Re: Pluggable storage

From: Michael Paquier <michael(dot)paquier(at)gmail(dot)com>
To: Robert Haas <robertmhaas(at)gmail(dot)com>
Cc: Haribabu Kommi <kommi(dot)haribabu(at)gmail(dot)com>, Alvaro Herrera <alvherre(at)2ndquadrant(dot)com>, Pg Hackers <pgsql-hackers(at)postgresql(dot)org>
Subject: Re: Pluggable storage
Date: 2017-06-22 01:01:46
Message-ID: CAB7nPqR6TorHQ_mXmAiB_cL40Vf2+F6hsue-P9HVGoxVxoHyKA@mail.gmail.com
Views: Raw Message | Whole Thread | Download mbox | Resend email
Thread:
Lists: pgsql-hackers

On Thu, Jun 22, 2017 at 4:47 AM, Robert Haas <robertmhaas(at)gmail(dot)com> wrote:
> I think that BitmapHeapScan, at least, is applicable to any table AM
> that has TIDs. It seems to me that in general we can imagine three
> kinds of table AMs:
>
> 1. Table AMs where a tuple can be efficiently located by a real TID.
> By a real TID, I mean that the block number part is really a block
> number and the item ID is really a location within the block. These
> are necessarily quite similar to our current heap, but they can change
> the tuple format and page format to some degree, and it seems like in
> many cases it should be possible to plug them into our existing index
> AMs without too much heartache.

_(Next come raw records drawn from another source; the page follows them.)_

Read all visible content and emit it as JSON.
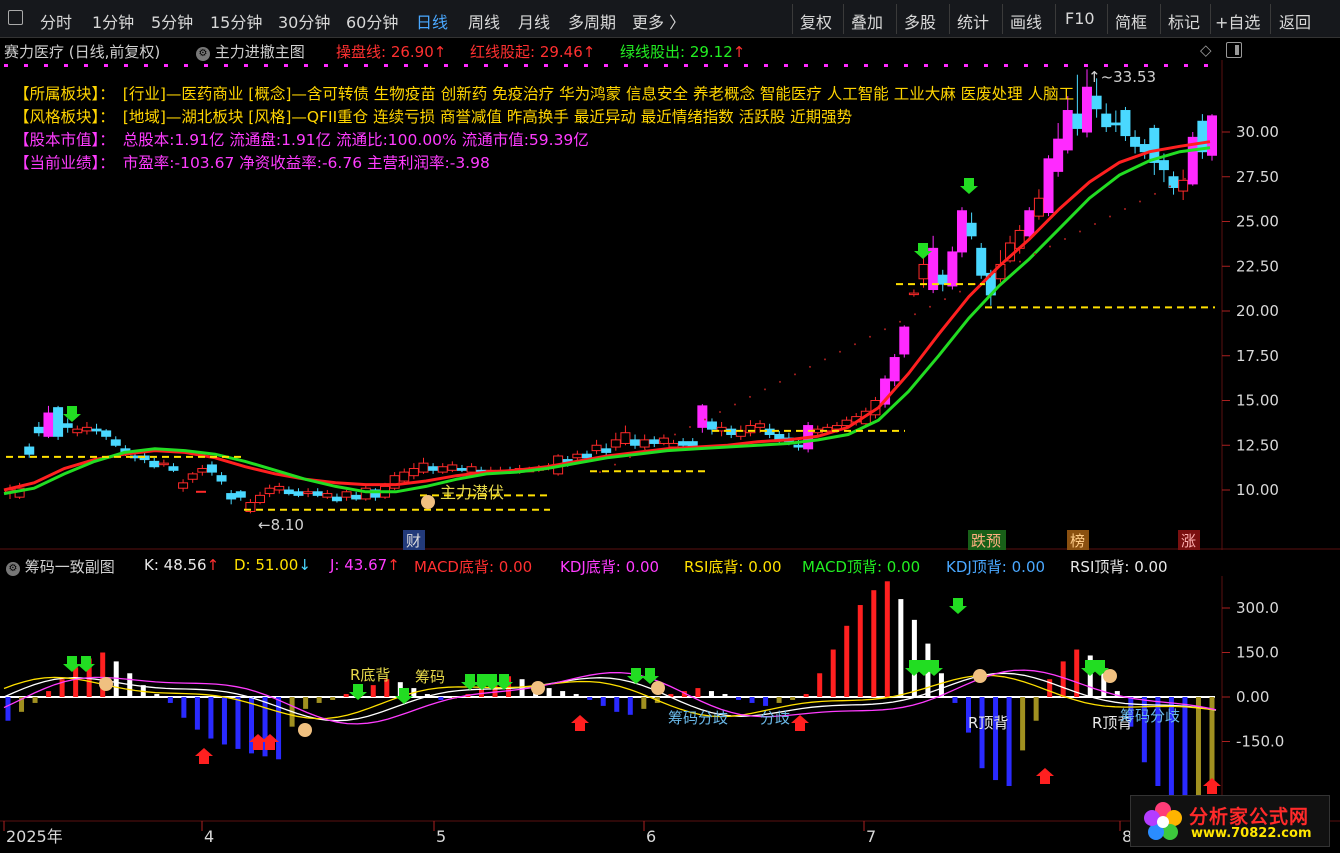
{
  "toolbar": {
    "left": [
      "分时",
      "1分钟",
      "5分钟",
      "15分钟",
      "30分钟",
      "60分钟",
      "日线",
      "周线",
      "月线",
      "多周期",
      "更多 〉"
    ],
    "active": "日线",
    "right": [
      "复权",
      "叠加",
      "多股",
      "统计",
      "画线",
      "F10",
      "简框",
      "标记",
      "+自选",
      "返回"
    ]
  },
  "main_header": {
    "stock": "赛力医疗 (日线,前复权)",
    "indicator": "主力进撤主图",
    "cpx_label": "操盘线: 26.90",
    "red_label": "红线股起: 29.46",
    "green_label": "绿线股出: 29.12",
    "arrow": "↑"
  },
  "info_lines": [
    {
      "tag": "【所属板块】：",
      "text": "[行业]—医药商业 [概念]—含可转债 生物疫苗 创新药 免疫治疗 华为鸿蒙 信息安全 养老概念 智能医疗 人工智能 工业大麻 医废处理 人脑工",
      "tag_color": "#ffd500",
      "text_color": "#ffd500"
    },
    {
      "tag": "【风格板块】：",
      "text": "[地域]—湖北板块 [风格]—QFII重仓 连续亏损 商誉减值 昨高换手 最近异动 最近情绪指数 活跃股 近期强势",
      "tag_color": "#ffd500",
      "text_color": "#ffd500"
    },
    {
      "tag": "【股本市值】：",
      "text": "总股本:1.91亿 流通盘:1.91亿 流通比:100.00% 流通市值:59.39亿",
      "tag_color": "#ff3cff",
      "text_color": "#ff3cff"
    },
    {
      "tag": "【当前业绩】：",
      "text": "市盈率:-103.67 净资收益率:-6.76 主营利润率:-3.98",
      "tag_color": "#ff3cff",
      "text_color": "#ff3cff"
    }
  ],
  "sub_header": {
    "indicator": "筹码一致副图",
    "k": "K: 48.56",
    "d": "D: 51.00",
    "j": "J: 43.67",
    "macd_bot": "MACD底背: 0.00",
    "kdj_bot": "KDJ底背: 0.00",
    "rsi_bot": "RSI底背: 0.00",
    "macd_top": "MACD顶背: 0.00",
    "kdj_top": "KDJ顶背: 0.00",
    "rsi_top": "RSI顶背: 0.00"
  },
  "chart_data": [
    {
      "type": "candlestick",
      "title": "主力进撤主图",
      "ylim": [
        8.0,
        34.5
      ],
      "yticks": [
        "30.00",
        "27.50",
        "25.00",
        "22.50",
        "20.00",
        "17.50",
        "15.00",
        "12.50",
        "10.00"
      ],
      "ytick_values": [
        30.0,
        27.5,
        25.0,
        22.5,
        20.0,
        17.5,
        15.0,
        12.5,
        10.0
      ],
      "x_labels": [
        "2025年",
        "4",
        "5",
        "6",
        "7",
        "8"
      ],
      "series": [
        {
          "name": "红线股起",
          "color": "#ff2020",
          "values": [
            10.0,
            10.4,
            11.2,
            11.7,
            12.0,
            12.2,
            12.1,
            11.8,
            11.3,
            10.9,
            10.6,
            10.4,
            10.3,
            10.3,
            10.5,
            10.8,
            11.0,
            11.1,
            11.3,
            11.6,
            11.9,
            12.1,
            12.3,
            12.4,
            12.5,
            12.7,
            12.8,
            13.0,
            13.5,
            14.6,
            16.5,
            18.7,
            20.8,
            22.5,
            24.0,
            25.7,
            27.2,
            28.3,
            28.9,
            29.2,
            29.46
          ]
        },
        {
          "name": "绿线股出",
          "color": "#22dd22",
          "values": [
            9.8,
            10.1,
            10.9,
            11.6,
            12.1,
            12.3,
            12.2,
            12.0,
            11.6,
            11.1,
            10.6,
            10.2,
            9.9,
            9.9,
            10.2,
            10.6,
            10.9,
            11.0,
            11.2,
            11.5,
            11.8,
            12.0,
            12.2,
            12.3,
            12.4,
            12.5,
            12.6,
            12.8,
            13.1,
            13.9,
            15.5,
            17.5,
            19.6,
            21.4,
            22.9,
            24.6,
            26.3,
            27.6,
            28.4,
            28.9,
            29.12
          ]
        }
      ],
      "candles": [
        {
          "o": 9.9,
          "c": 10.0,
          "h": 10.3,
          "l": 9.5
        },
        {
          "o": 9.6,
          "c": 10.1,
          "h": 10.4,
          "l": 9.5
        },
        {
          "o": 12.4,
          "c": 12.0,
          "h": 12.6,
          "l": 11.8
        },
        {
          "o": 13.5,
          "c": 13.2,
          "h": 13.8,
          "l": 13.0
        },
        {
          "o": 13.0,
          "c": 14.3,
          "h": 14.7,
          "l": 12.9
        },
        {
          "o": 14.6,
          "c": 13.0,
          "h": 14.7,
          "l": 12.8
        },
        {
          "o": 13.7,
          "c": 13.5,
          "h": 14.0,
          "l": 13.2
        },
        {
          "o": 13.2,
          "c": 13.4,
          "h": 13.6,
          "l": 13.0
        },
        {
          "o": 13.3,
          "c": 13.5,
          "h": 13.8,
          "l": 13.1
        },
        {
          "o": 13.4,
          "c": 13.3,
          "h": 13.7,
          "l": 13.1
        },
        {
          "o": 13.3,
          "c": 13.0,
          "h": 13.4,
          "l": 12.8
        },
        {
          "o": 12.8,
          "c": 12.5,
          "h": 13.0,
          "l": 12.4
        },
        {
          "o": 12.3,
          "c": 12.0,
          "h": 12.5,
          "l": 11.9
        },
        {
          "o": 11.9,
          "c": 11.8,
          "h": 12.1,
          "l": 11.6
        },
        {
          "o": 11.9,
          "c": 11.7,
          "h": 12.1,
          "l": 11.5
        },
        {
          "o": 11.6,
          "c": 11.3,
          "h": 11.8,
          "l": 11.2
        },
        {
          "o": 11.5,
          "c": 11.5,
          "h": 11.7,
          "l": 11.3
        },
        {
          "o": 11.3,
          "c": 11.1,
          "h": 11.5,
          "l": 11.0
        },
        {
          "o": 10.1,
          "c": 10.4,
          "h": 10.6,
          "l": 9.9
        },
        {
          "o": 10.6,
          "c": 10.9,
          "h": 11.0,
          "l": 10.4
        },
        {
          "o": 11.0,
          "c": 11.2,
          "h": 11.4,
          "l": 10.8
        },
        {
          "o": 11.4,
          "c": 11.0,
          "h": 11.6,
          "l": 10.8
        },
        {
          "o": 10.8,
          "c": 10.5,
          "h": 11.0,
          "l": 10.3
        },
        {
          "o": 9.8,
          "c": 9.5,
          "h": 10.0,
          "l": 9.2
        },
        {
          "o": 9.9,
          "c": 9.6,
          "h": 10.0,
          "l": 9.4
        },
        {
          "o": 8.8,
          "c": 9.3,
          "h": 9.5,
          "l": 8.7
        },
        {
          "o": 9.3,
          "c": 9.7,
          "h": 9.9,
          "l": 9.2
        },
        {
          "o": 9.8,
          "c": 10.1,
          "h": 10.3,
          "l": 9.6
        },
        {
          "o": 10.0,
          "c": 10.2,
          "h": 10.4,
          "l": 9.8
        },
        {
          "o": 10.0,
          "c": 9.8,
          "h": 10.2,
          "l": 9.7
        },
        {
          "o": 9.9,
          "c": 9.7,
          "h": 10.1,
          "l": 9.6
        },
        {
          "o": 9.8,
          "c": 9.9,
          "h": 10.1,
          "l": 9.6
        },
        {
          "o": 9.9,
          "c": 9.7,
          "h": 10.1,
          "l": 9.6
        },
        {
          "o": 9.6,
          "c": 9.8,
          "h": 10.0,
          "l": 9.5
        },
        {
          "o": 9.6,
          "c": 9.4,
          "h": 9.8,
          "l": 9.3
        },
        {
          "o": 9.6,
          "c": 9.9,
          "h": 10.0,
          "l": 9.4
        },
        {
          "o": 9.7,
          "c": 9.5,
          "h": 9.9,
          "l": 9.4
        },
        {
          "o": 9.5,
          "c": 10.1,
          "h": 10.3,
          "l": 9.4
        },
        {
          "o": 10.0,
          "c": 9.6,
          "h": 10.1,
          "l": 9.4
        },
        {
          "o": 9.6,
          "c": 10.2,
          "h": 10.4,
          "l": 9.5
        },
        {
          "o": 10.1,
          "c": 10.8,
          "h": 11.0,
          "l": 10.0
        },
        {
          "o": 10.5,
          "c": 11.0,
          "h": 11.2,
          "l": 10.4
        },
        {
          "o": 10.8,
          "c": 11.2,
          "h": 11.5,
          "l": 10.6
        },
        {
          "o": 11.0,
          "c": 11.5,
          "h": 11.8,
          "l": 10.9
        },
        {
          "o": 11.3,
          "c": 11.1,
          "h": 11.5,
          "l": 10.9
        },
        {
          "o": 11.0,
          "c": 11.3,
          "h": 11.5,
          "l": 10.9
        },
        {
          "o": 11.1,
          "c": 11.4,
          "h": 11.6,
          "l": 11.0
        },
        {
          "o": 11.2,
          "c": 11.1,
          "h": 11.4,
          "l": 11.0
        },
        {
          "o": 11.0,
          "c": 11.3,
          "h": 11.5,
          "l": 10.9
        },
        {
          "o": 11.1,
          "c": 11.0,
          "h": 11.3,
          "l": 10.9
        },
        {
          "o": 11.0,
          "c": 11.1,
          "h": 11.3,
          "l": 10.9
        },
        {
          "o": 11.0,
          "c": 11.1,
          "h": 11.3,
          "l": 10.9
        },
        {
          "o": 11.1,
          "c": 11.0,
          "h": 11.3,
          "l": 10.9
        },
        {
          "o": 11.0,
          "c": 11.2,
          "h": 11.4,
          "l": 10.9
        },
        {
          "o": 11.1,
          "c": 11.1,
          "h": 11.3,
          "l": 11.0
        },
        {
          "o": 11.1,
          "c": 11.2,
          "h": 11.4,
          "l": 11.0
        },
        {
          "o": 11.2,
          "c": 11.3,
          "h": 11.5,
          "l": 11.1
        },
        {
          "o": 10.9,
          "c": 11.9,
          "h": 12.0,
          "l": 10.8
        },
        {
          "o": 11.7,
          "c": 11.5,
          "h": 11.9,
          "l": 11.3
        },
        {
          "o": 11.8,
          "c": 12.0,
          "h": 12.2,
          "l": 11.6
        },
        {
          "o": 12.0,
          "c": 11.8,
          "h": 12.2,
          "l": 11.6
        },
        {
          "o": 12.2,
          "c": 12.5,
          "h": 12.8,
          "l": 12.0
        },
        {
          "o": 12.3,
          "c": 12.1,
          "h": 12.6,
          "l": 11.9
        },
        {
          "o": 12.4,
          "c": 12.8,
          "h": 13.2,
          "l": 12.2
        },
        {
          "o": 12.6,
          "c": 13.2,
          "h": 13.6,
          "l": 12.5
        },
        {
          "o": 12.8,
          "c": 12.5,
          "h": 13.1,
          "l": 12.3
        },
        {
          "o": 12.4,
          "c": 12.8,
          "h": 13.1,
          "l": 12.2
        },
        {
          "o": 12.8,
          "c": 12.6,
          "h": 13.0,
          "l": 12.4
        },
        {
          "o": 12.6,
          "c": 12.9,
          "h": 13.1,
          "l": 12.5
        },
        {
          "o": 12.4,
          "c": 12.6,
          "h": 12.8,
          "l": 12.2
        },
        {
          "o": 12.7,
          "c": 12.5,
          "h": 12.9,
          "l": 12.3
        },
        {
          "o": 12.7,
          "c": 12.4,
          "h": 12.9,
          "l": 12.3
        },
        {
          "o": 13.5,
          "c": 14.7,
          "h": 14.8,
          "l": 13.2
        },
        {
          "o": 13.8,
          "c": 13.4,
          "h": 14.0,
          "l": 13.1
        },
        {
          "o": 13.3,
          "c": 13.5,
          "h": 13.8,
          "l": 13.0
        },
        {
          "o": 13.4,
          "c": 13.1,
          "h": 13.6,
          "l": 12.9
        },
        {
          "o": 13.0,
          "c": 13.3,
          "h": 13.6,
          "l": 12.8
        },
        {
          "o": 13.2,
          "c": 13.6,
          "h": 13.9,
          "l": 13.0
        },
        {
          "o": 13.5,
          "c": 13.7,
          "h": 13.9,
          "l": 13.2
        },
        {
          "o": 13.4,
          "c": 13.1,
          "h": 13.7,
          "l": 12.9
        },
        {
          "o": 13.1,
          "c": 12.8,
          "h": 13.3,
          "l": 12.6
        },
        {
          "o": 12.9,
          "c": 12.7,
          "h": 13.2,
          "l": 12.5
        },
        {
          "o": 12.5,
          "c": 12.4,
          "h": 12.8,
          "l": 12.2
        },
        {
          "o": 12.3,
          "c": 13.6,
          "h": 13.8,
          "l": 12.1
        },
        {
          "o": 13.2,
          "c": 13.4,
          "h": 13.6,
          "l": 13.0
        },
        {
          "o": 13.3,
          "c": 13.5,
          "h": 13.7,
          "l": 13.1
        },
        {
          "o": 13.4,
          "c": 13.6,
          "h": 13.8,
          "l": 13.2
        },
        {
          "o": 13.6,
          "c": 13.9,
          "h": 14.1,
          "l": 13.4
        },
        {
          "o": 13.8,
          "c": 14.1,
          "h": 14.3,
          "l": 13.6
        },
        {
          "o": 13.7,
          "c": 14.4,
          "h": 14.6,
          "l": 13.5
        },
        {
          "o": 14.2,
          "c": 15.0,
          "h": 15.2,
          "l": 14.0
        },
        {
          "o": 14.8,
          "c": 16.2,
          "h": 16.4,
          "l": 14.6
        },
        {
          "o": 16.1,
          "c": 17.4,
          "h": 17.6,
          "l": 15.8
        },
        {
          "o": 17.6,
          "c": 19.1,
          "h": 19.2,
          "l": 17.4
        },
        {
          "o": 21.0,
          "c": 21.0,
          "h": 21.2,
          "l": 20.8
        },
        {
          "o": 21.8,
          "c": 22.6,
          "h": 23.1,
          "l": 21.3
        },
        {
          "o": 21.2,
          "c": 23.5,
          "h": 24.2,
          "l": 21.0
        },
        {
          "o": 22.0,
          "c": 21.5,
          "h": 22.3,
          "l": 21.1
        },
        {
          "o": 21.4,
          "c": 23.3,
          "h": 23.6,
          "l": 21.2
        },
        {
          "o": 23.3,
          "c": 25.6,
          "h": 25.8,
          "l": 23.0
        },
        {
          "o": 24.9,
          "c": 24.2,
          "h": 25.5,
          "l": 24.0
        },
        {
          "o": 23.5,
          "c": 22.0,
          "h": 23.8,
          "l": 21.8
        },
        {
          "o": 22.1,
          "c": 20.9,
          "h": 22.3,
          "l": 20.3
        },
        {
          "o": 21.8,
          "c": 22.6,
          "h": 23.4,
          "l": 21.6
        },
        {
          "o": 22.8,
          "c": 23.8,
          "h": 24.2,
          "l": 22.7
        },
        {
          "o": 23.5,
          "c": 24.5,
          "h": 24.8,
          "l": 23.2
        },
        {
          "o": 24.2,
          "c": 25.6,
          "h": 25.8,
          "l": 24.0
        },
        {
          "o": 25.3,
          "c": 26.3,
          "h": 26.8,
          "l": 25.1
        },
        {
          "o": 25.5,
          "c": 28.5,
          "h": 28.7,
          "l": 25.3
        },
        {
          "o": 27.8,
          "c": 29.6,
          "h": 30.5,
          "l": 27.5
        },
        {
          "o": 29.0,
          "c": 31.2,
          "h": 32.0,
          "l": 28.8
        },
        {
          "o": 31.0,
          "c": 30.2,
          "h": 33.2,
          "l": 29.8
        },
        {
          "o": 30.0,
          "c": 32.5,
          "h": 33.5,
          "l": 29.7
        },
        {
          "o": 32.0,
          "c": 31.3,
          "h": 33.0,
          "l": 30.8
        },
        {
          "o": 31.0,
          "c": 30.3,
          "h": 31.6,
          "l": 30.0
        },
        {
          "o": 30.5,
          "c": 30.4,
          "h": 31.2,
          "l": 30.0
        },
        {
          "o": 31.2,
          "c": 29.8,
          "h": 31.4,
          "l": 29.5
        },
        {
          "o": 29.7,
          "c": 29.2,
          "h": 30.1,
          "l": 28.8
        },
        {
          "o": 29.3,
          "c": 28.9,
          "h": 29.6,
          "l": 28.5
        },
        {
          "o": 30.2,
          "c": 28.3,
          "h": 30.4,
          "l": 27.6
        },
        {
          "o": 28.4,
          "c": 27.9,
          "h": 28.8,
          "l": 27.2
        },
        {
          "o": 27.5,
          "c": 26.9,
          "h": 27.8,
          "l": 26.5
        },
        {
          "o": 26.7,
          "c": 27.3,
          "h": 27.9,
          "l": 26.2
        },
        {
          "o": 27.1,
          "c": 29.7,
          "h": 30.0,
          "l": 27.0
        },
        {
          "o": 30.6,
          "c": 28.9,
          "h": 31.0,
          "l": 28.5
        },
        {
          "o": 28.7,
          "c": 30.9,
          "h": 31.0,
          "l": 28.4
        }
      ],
      "annotations": [
        "↑~33.53",
        "←8.10",
        "主力潜伏",
        "财",
        "跌预",
        "榜",
        "涨"
      ]
    },
    {
      "type": "bar",
      "title": "筹码一致副图",
      "ylim": [
        -450,
        450
      ],
      "yticks": [
        "300.0",
        "150.0",
        "0.00",
        "-150.0"
      ],
      "ytick_values": [
        300,
        150,
        0,
        -150
      ],
      "series": [
        {
          "name": "MACD",
          "values": [
            -80,
            -50,
            -20,
            20,
            60,
            100,
            130,
            150,
            120,
            80,
            40,
            10,
            -20,
            -70,
            -110,
            -140,
            -160,
            -175,
            -190,
            -200,
            -210,
            -100,
            -40,
            -20,
            -10,
            10,
            30,
            40,
            60,
            50,
            30,
            10,
            -10,
            -5,
            10,
            30,
            50,
            70,
            60,
            40,
            30,
            20,
            10,
            -10,
            -30,
            -50,
            -60,
            -40,
            -20,
            10,
            20,
            30,
            20,
            10,
            -10,
            -20,
            -30,
            -20,
            -10,
            10,
            80,
            160,
            240,
            310,
            360,
            390,
            330,
            260,
            180,
            80,
            -20,
            -120,
            -240,
            -280,
            -300,
            -180,
            -80,
            60,
            120,
            160,
            140,
            80,
            20,
            -100,
            -220,
            -300,
            -350,
            -380,
            -360,
            -300
          ]
        }
      ],
      "annotations": [
        "R底背",
        "筹码",
        "筹码分歧",
        "分歧",
        "R顶背",
        "R顶背",
        "筹码分歧"
      ]
    }
  ],
  "watermark": {
    "title": "分析家公式网",
    "url": "www.70822.com"
  },
  "colors": {
    "up": "#ff2a2a",
    "down": "#4ad8ff",
    "doji": "#ff2aff",
    "red_line": "#ff2020",
    "green_line": "#22dd22",
    "support": "#ffe000"
  }
}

Both index scans and bitmap index
> scans ought to work.
>
> 2. Table AMs where a tuple has some other kind of locator. For
> example, imagine an index-organized table where the locator is the
> primary key, which is a bit like what Alvaro had in mind for indirect
> indexes. If the locator is 6 bytes or less, it could potentially be
> jammed into a TID, but I don't think that's a great idea. For things
> like int8 or numeric, it won't work at all. Even for other things,
> it's going to cause problems because the bit patterns won't be what
> the code is expecting; e.g. bitmap scans care about the structure of
> the TID, not just how many bits it is. (Due credit: Somebody, maybe
> Alvaro, pointed out this problem before, at PGCon.) For these kinds
> of tables, larger modifications to the index AMs are likely to be
> necessary, at least if we want a really general solution, or maybe we
> should have separate index AMs - e.g. btree for traditional TID-based
> heaps, and generic_btree or indirect_btree or key_btree or whatever
> for heaps with some other kind of locator. It's not too hard to see
> how to make index scans work with this sort of structure but it's very
> unclear to me whether, or how, bitmap scans can be made to work.
>
> 3. Table AMs where a tuple doesn't really have a locator at all. In
> these cases, we can't support any sort of index AM at all. When the
> table is queried, there's really nothing the core system can do except
> ask the table AM for a full scan, supply the quals, and hope the table
> AM has some sort of smarts that enable it to optimize somehow. For
> example, you can imagine converting cstore_fdw into a table AM of this
> sort - ORC has a sort of inbuilt BRIN-like indexing that allows whole
> chunks to be proven uninteresting and skipped. (You could use chunk
> number + offset to turn this into a table AM of the previous type if
> you wanted to support secondary indexes; not sure if that'd be useful,
> but it'd certainly be harder.)
>
> I'm more interested in #1 than in #3, and more interested in #3 than
> #2, but other people may have different priorities.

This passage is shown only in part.